Monday, December 14 , 2009
Technische Universität Berlin
Fakultät II, Institut für Mathematik
Str. des 17. Juni 136,
room MA 041
Lecture - 14:15
A set N in the d-dimensional Euclidean space is called a weak epsilon-net (with respect to convex set) for a finite set X if every convex set containing at least an epsilon-fraction of the points of X intersects N. It is known that weak epsilon-nets exist for every X, of size depending only on d and epsilon, but the quantitative dependence remains a mystery. We establish superlinear lower bounds in terms of epsilon, for every d fixed, d>1. The proof relies on "stretched grids", products of sets with very fast-growing coordinates.
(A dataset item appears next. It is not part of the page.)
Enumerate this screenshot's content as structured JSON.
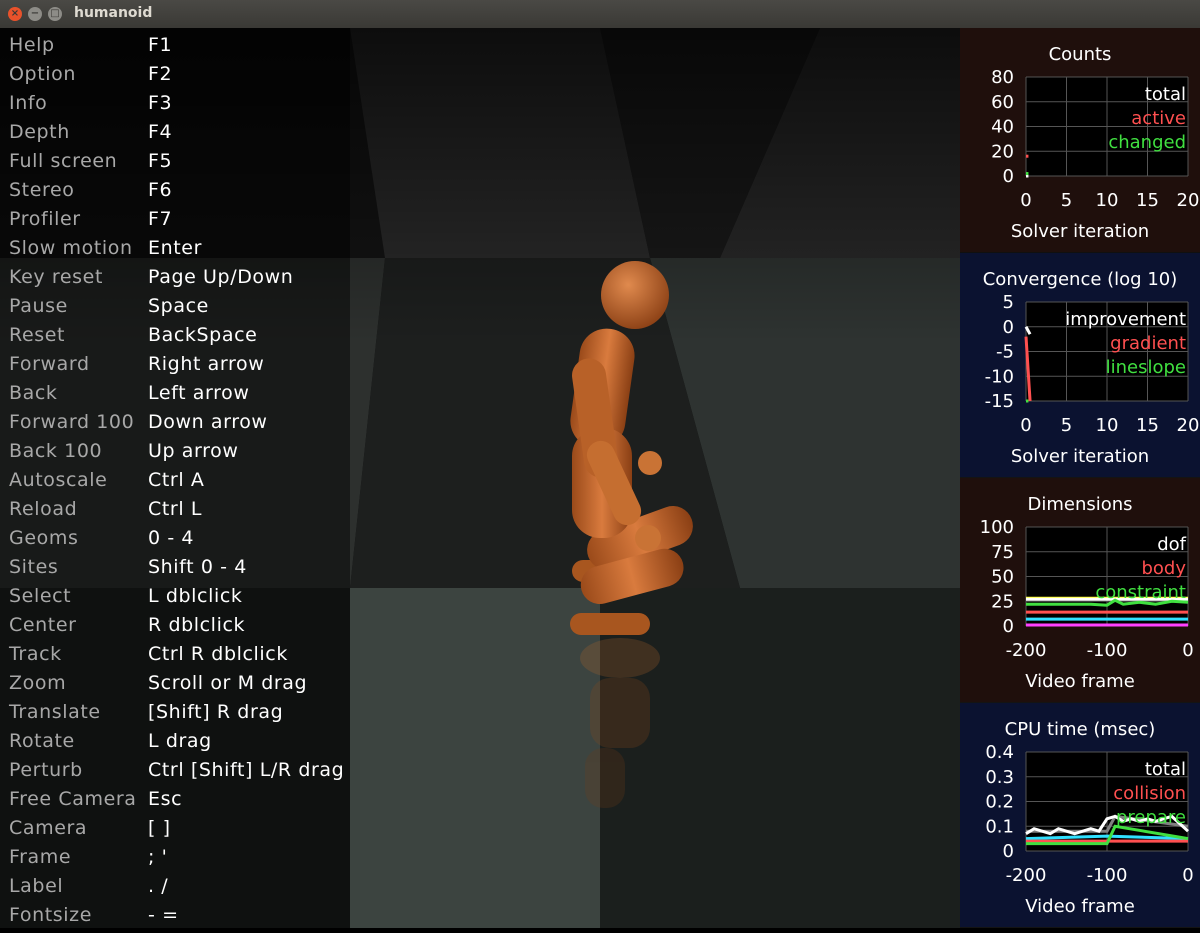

The problem is first translated to epsilon-nets for stair-convex sets, where stair-convexity is an analog of convexity but with a much more combinatorial nature. Then an argument resembling Roth's classical lower bound in discrepancy theory yields the lower bound. The use of stretched grids appears as a generally useful method for combinatorial problems involving convexity.
Colloquium - 16:00
After introducing the concept of alpha-orientations, I will expose how they can be encoded by the downsets of a corresponding partially ordered set. Hence we attempt to enumerate all alpha-orientations by enumerating downsets. I will sketch the currently best-known methods for this problem and argue how they can be improved.